Zoom installer for macOS has security flaw granting elevated system privileges


The macOS version of Zoom, specifically its installer, exposes Apple computers and laptops to a serious security vulnerability. If exploited correctly, the bug that exists in the configuration of the Zoom application can grant an attacker complete control of a Mac PC. Worryingly, Zoom attempted to fix the configuration, but was not completely successful in fixing the flaw.

Mac security expert Patrick Wardle commented on the security flaw at the Def Con hacking conference in Las Vegas on Friday. While Zoom fixed some of the bugs, Wardle was able to successfully prove an unpatched vulnerability that still affects macOS.

Interestingly, Apple requires a user or owner installing software to enter their login password. However, Wardle discovered an automatic update feature, which he was able to keep running in the background with superuser privileges.

A potential attacker is able to execute the vulnerability simply because the Zoom installer must run with special user permissions. The special case exists when installing and removing the Zoom application on a computer running macOS.

During each installation process, the update function checks whether the installer has been cryptographically signed by Zoom. However, a bug in the verification method granted elevated privileges to any file with the same name as Zoom’s signing certificate.
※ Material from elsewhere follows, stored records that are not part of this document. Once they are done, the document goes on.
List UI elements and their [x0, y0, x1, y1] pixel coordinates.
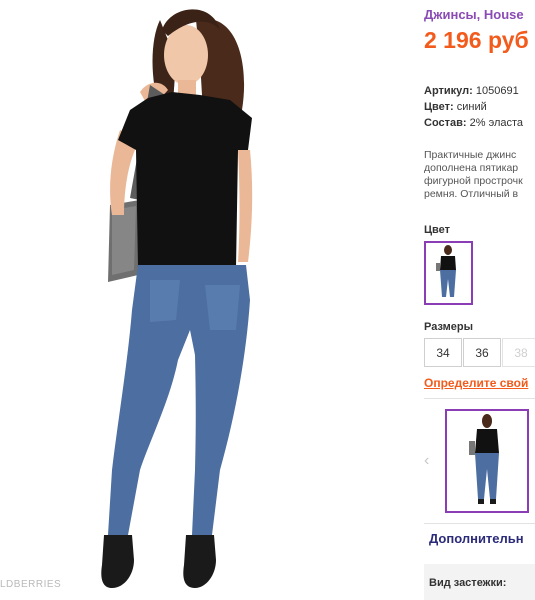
divider	[424, 398, 535, 399]
product-price: 2 196 руб	[424, 27, 529, 53]
divider	[424, 523, 535, 524]
color-label: Цвет:	[424, 101, 454, 113]
article-value: 1050691	[475, 85, 519, 97]
article-row: Артикул: 1050691	[424, 85, 519, 97]
size-option-34[interactable]: 34	[424, 338, 462, 367]
chevron-left-icon[interactable]: ‹	[424, 452, 429, 470]
description-line: дополнена пятикар	[424, 162, 519, 174]
size-option-38[interactable]: 38	[502, 338, 535, 367]
color-value: синий	[456, 101, 487, 113]
clasp-type-label: Вид застежки:	[429, 577, 507, 589]
color-swatch[interactable]	[424, 241, 473, 305]
composition-value: 2% эласта	[469, 117, 524, 129]
composition-label: Состав:	[424, 117, 467, 129]
product-description: Практичные джинс дополнена пятикар фигур…	[424, 149, 535, 201]
gallery-thumbnail-image	[469, 414, 499, 504]
article-label: Артикул:	[424, 85, 473, 97]
model-illustration	[101, 9, 253, 588]
gallery-thumbnail[interactable]	[445, 409, 529, 513]
composition-row: Состав: 2% эласта	[424, 117, 523, 129]
product-title[interactable]: Джинсы, House	[424, 7, 524, 22]
color-row: Цвет: синий	[424, 101, 487, 113]
more-info-link[interactable]: Дополнительн	[429, 531, 524, 546]
color-swatch-thumbnail	[436, 245, 456, 297]
product-photo[interactable]: LDBERRIES	[0, 0, 405, 600]
brand-watermark: LDBERRIES	[0, 579, 62, 590]
size-guide-link[interactable]: Определите свой	[424, 376, 528, 390]
sizes-label: Размеры	[424, 321, 474, 333]
color-section-label: Цвет	[424, 224, 451, 236]
description-line: ремня. Отличный в	[424, 188, 519, 200]
size-option-36[interactable]: 36	[463, 338, 501, 367]
description-line: Практичные джинс	[424, 149, 517, 161]
description-line: фигурной прострочк	[424, 175, 523, 187]
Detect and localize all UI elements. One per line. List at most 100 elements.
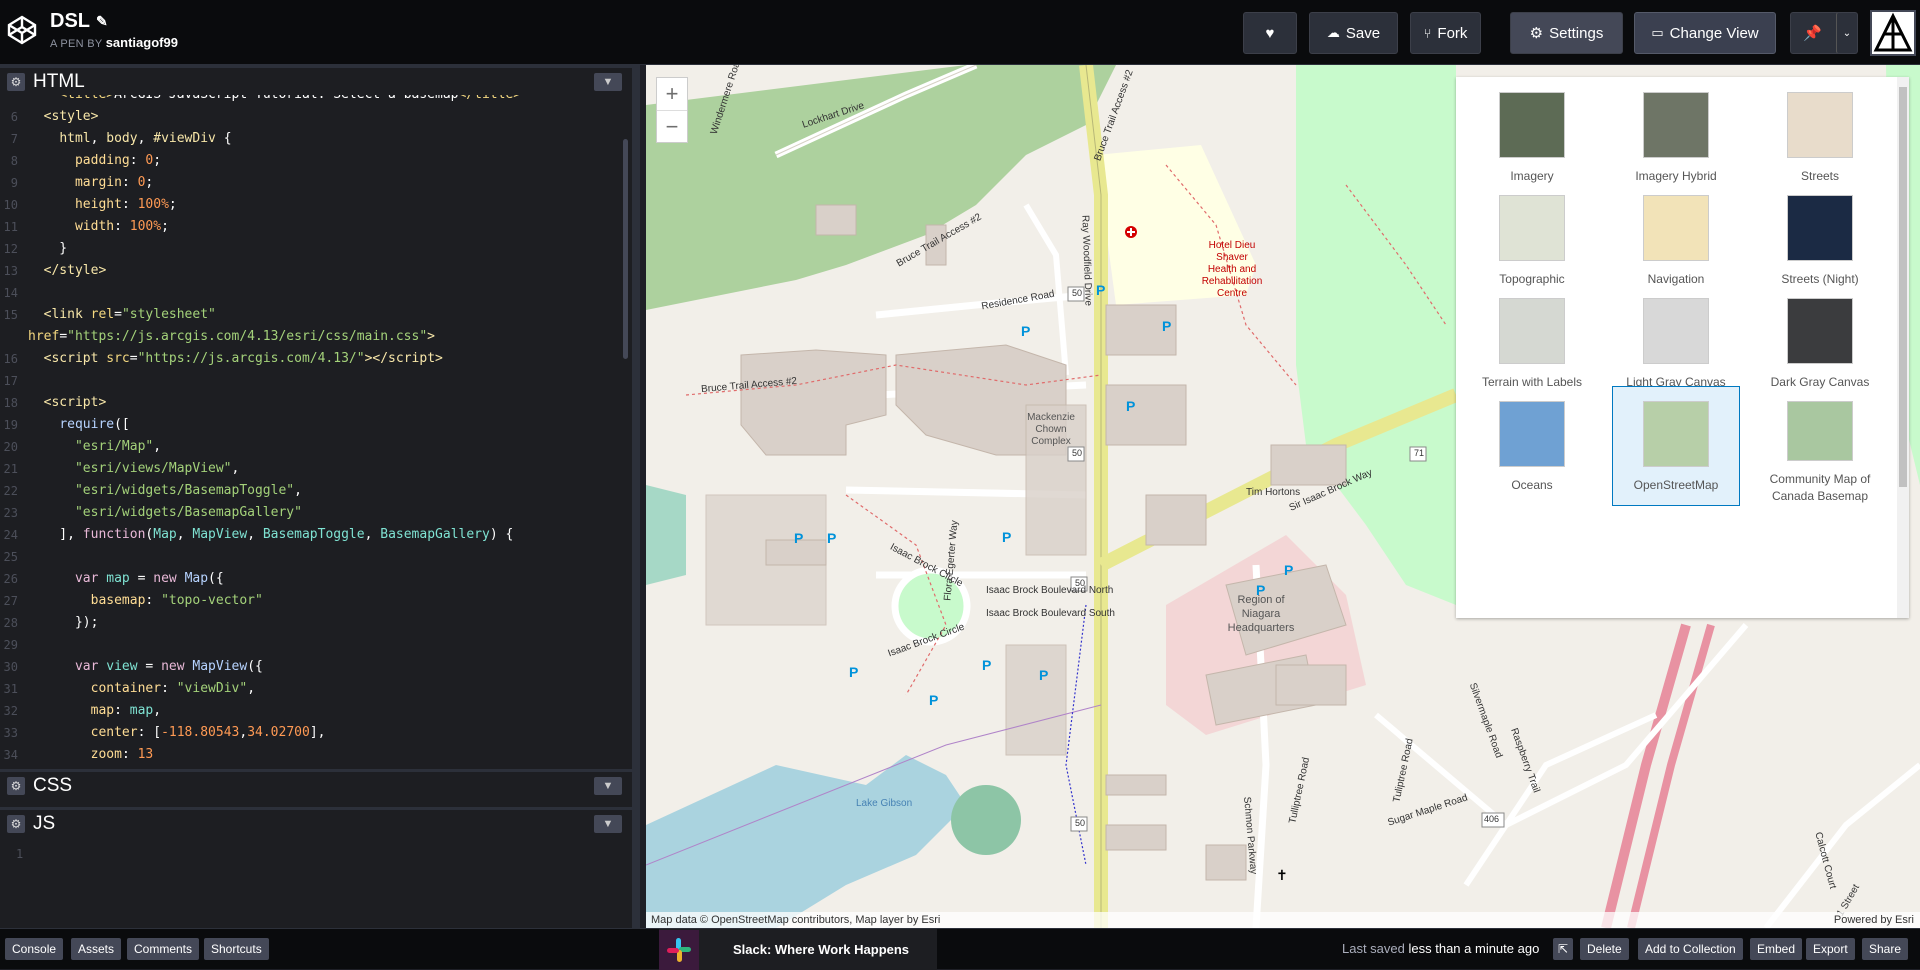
code-line[interactable]: 22 "esri/widgets/BasemapToggle",	[0, 480, 632, 502]
basemap-option[interactable]: Light Gray Canvas	[1612, 283, 1740, 403]
js-settings-gear-icon[interactable]: ⚙	[7, 814, 25, 833]
basemap-option[interactable]: Navigation	[1612, 180, 1740, 300]
code-line[interactable]: 20 "esri/Map",	[0, 436, 632, 458]
basemap-option[interactable]: Imagery	[1468, 77, 1596, 197]
assets-button[interactable]: Assets	[71, 938, 122, 960]
html-scrollbar[interactable]	[623, 139, 628, 359]
code-text: ], function(Map, MapView, BasemapToggle,…	[28, 527, 514, 542]
code-text: basemap: "topo-vector"	[90, 593, 263, 608]
code-line[interactable]: 18 <script>	[0, 392, 632, 414]
line-number: 34	[3, 748, 18, 762]
zoom-in-button[interactable]: +	[657, 78, 687, 110]
code-line[interactable]: 27 basemap: "topo-vector"	[0, 590, 632, 612]
settings-button[interactable]: ⚙ Settings	[1510, 12, 1623, 54]
code-line[interactable]: 15 <link rel="stylesheet"	[0, 304, 632, 326]
js-panel-chevron-down-icon[interactable]: ▼	[594, 815, 622, 833]
code-line[interactable]: 33 center: [-118.80543,34.02700],	[0, 722, 632, 744]
basemap-option[interactable]: Topographic	[1468, 180, 1596, 300]
share-button[interactable]: Share	[1862, 938, 1909, 960]
js-code-area[interactable]: 1	[0, 837, 632, 923]
code-line[interactable]: 10 height: 100%;	[0, 194, 632, 216]
basemap-option[interactable]: Streets	[1756, 77, 1884, 197]
zoom-out-button[interactable]: −	[657, 110, 687, 142]
avatar[interactable]	[1870, 10, 1916, 56]
open-external-button[interactable]: ⇱	[1553, 938, 1573, 960]
code-line[interactable]: 28 });	[0, 612, 632, 634]
shortcuts-button[interactable]: Shortcuts	[204, 938, 269, 960]
code-line[interactable]: 29	[0, 634, 632, 656]
basemap-label: Community Map of Canada Basemap	[1769, 472, 1871, 503]
svg-text:P: P	[1002, 529, 1011, 545]
code-text: padding: 0;	[74, 153, 162, 168]
basemap-option[interactable]: OpenStreetMap	[1612, 386, 1740, 506]
code-line[interactable]: <title>ArcGIS JavaScript Tutorial: Selec…	[0, 95, 632, 106]
code-line[interactable]: 14	[0, 282, 632, 304]
code-line[interactable]: 24 ], function(Map, MapView, BasemapTogg…	[0, 524, 632, 546]
console-button[interactable]: Console	[5, 938, 64, 960]
route-shield-label: 50	[1072, 448, 1083, 458]
html-settings-gear-icon[interactable]: ⚙	[7, 72, 25, 91]
code-text: "esri/views/MapView",	[74, 461, 240, 476]
code-line[interactable]: 16 <script src="https://js.arcgis.com/4.…	[0, 348, 632, 370]
change-view-button[interactable]: ▭ Change View	[1634, 12, 1776, 54]
code-line[interactable]: 32 map: map,	[0, 700, 632, 722]
svg-text:P: P	[1284, 562, 1293, 578]
ad-text: Slack: Where Work Happens	[733, 942, 910, 957]
author-link[interactable]: santiagof99	[106, 35, 178, 50]
pencil-icon[interactable]: ✎	[96, 13, 108, 30]
route-shield-label: 50	[1075, 818, 1086, 828]
basemap-option[interactable]: Dark Gray Canvas	[1756, 283, 1884, 403]
code-line[interactable]: 7 html, body, #viewDiv {	[0, 128, 632, 150]
code-line[interactable]: 25	[0, 546, 632, 568]
code-line[interactable]: 13 </style>	[0, 260, 632, 282]
code-line[interactable]: 6 <style>	[0, 106, 632, 128]
html-code-area[interactable]: <title>ArcGIS JavaScript Tutorial: Selec…	[0, 95, 632, 769]
heart-button[interactable]: ♥	[1243, 12, 1297, 54]
code-line[interactable]: 23 "esri/widgets/BasemapGallery"	[0, 502, 632, 524]
svg-text:P: P	[1162, 318, 1171, 334]
code-line[interactable]: 26 var map = new Map({	[0, 568, 632, 590]
saved-time: less than a minute ago	[1408, 941, 1540, 956]
basemap-option[interactable]: Streets (Night)	[1756, 180, 1884, 300]
pin-dropdown-button[interactable]: ⌄	[1836, 12, 1858, 54]
code-text: html, body, #viewDiv {	[59, 131, 232, 146]
basemap-option[interactable]: Community Map of Canada Basemap	[1756, 386, 1884, 506]
export-button[interactable]: Export	[1806, 938, 1855, 960]
line-number: 15	[3, 308, 18, 322]
basemap-option[interactable]: Terrain with Labels	[1468, 283, 1596, 403]
code-line[interactable]: 9 margin: 0;	[0, 172, 632, 194]
html-panel-chevron-down-icon[interactable]: ▼	[594, 73, 622, 91]
code-line[interactable]: 12 }	[0, 238, 632, 260]
layout-icon: ▭	[1651, 25, 1664, 40]
code-line[interactable]: 21 "esri/views/MapView",	[0, 458, 632, 480]
embed-button[interactable]: Embed	[1750, 938, 1803, 960]
code-line[interactable]: 11 width: 100%;	[0, 216, 632, 238]
code-editor: ⚙ HTML ▼ <title>ArcGIS JavaScript Tutori…	[0, 65, 640, 928]
code-text: <title>ArcGIS JavaScript Tutorial: Selec…	[28, 95, 521, 106]
code-line[interactable]: 17	[0, 370, 632, 392]
code-line[interactable]: 19 require([	[0, 414, 632, 436]
css-settings-gear-icon[interactable]: ⚙	[7, 776, 25, 795]
code-line[interactable]: 31 container: "viewDiv",	[0, 678, 632, 700]
gallery-scrollbar[interactable]	[1897, 77, 1909, 618]
pen-title[interactable]: DSL ✎	[50, 10, 178, 33]
basemap-option[interactable]: Oceans	[1468, 386, 1596, 506]
powered-by-esri[interactable]: Powered by Esri	[1834, 912, 1914, 928]
code-line[interactable]: 34 zoom: 13	[0, 744, 632, 766]
map-label: Hotel Dieu Shaver Health and Rehabilitat…	[1201, 240, 1263, 299]
code-text: width: 100%;	[74, 219, 169, 234]
line-number: 30	[3, 660, 18, 674]
delete-button[interactable]: Delete	[1580, 938, 1629, 960]
basemap-option[interactable]: Imagery Hybrid	[1612, 77, 1740, 197]
code-line[interactable]: 8 padding: 0;	[0, 150, 632, 172]
save-button[interactable]: ☁ Save	[1309, 12, 1398, 54]
comments-button[interactable]: Comments	[127, 938, 200, 960]
sponsor-ad[interactable]: Slack: Where Work Happens	[659, 929, 937, 970]
add-to-collection-button[interactable]: Add to Collection	[1638, 938, 1743, 960]
code-line[interactable]: 30 var view = new MapView({	[0, 656, 632, 678]
codepen-logo-icon[interactable]	[6, 14, 38, 46]
code-line[interactable]: href="https://js.arcgis.com/4.13/esri/cs…	[0, 326, 632, 348]
css-panel-chevron-down-icon[interactable]: ▼	[594, 777, 622, 795]
fork-button[interactable]: ⑂ Fork	[1410, 12, 1481, 54]
map-view[interactable]: PPP PPP PPP PPP P ✝ Lockhart Drive Winde…	[646, 65, 1920, 928]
Simply put, an attacker could potentially execute any type of malware. This is a privilege escalation attack, and it usually starts inside an account that has restricted system-level access. The Zoom installer bug essentially granted an attacker “SuperUser” or “ROOT” access.

Wardle is the founder of the Objective-See Foundation. He followed proper disclosure protocols while alerting Zoom to the bug. Wardle even offered a way to fix the flaw. It was in December 2021.

According to Wardle, Zoom fixed the flaw a few weeks before the Def Con event. However, the bug was still exploitable. Although Zoom has changed how the installer works, an attacker can still add, delete, or modify files far beyond the access level of an ordinary account.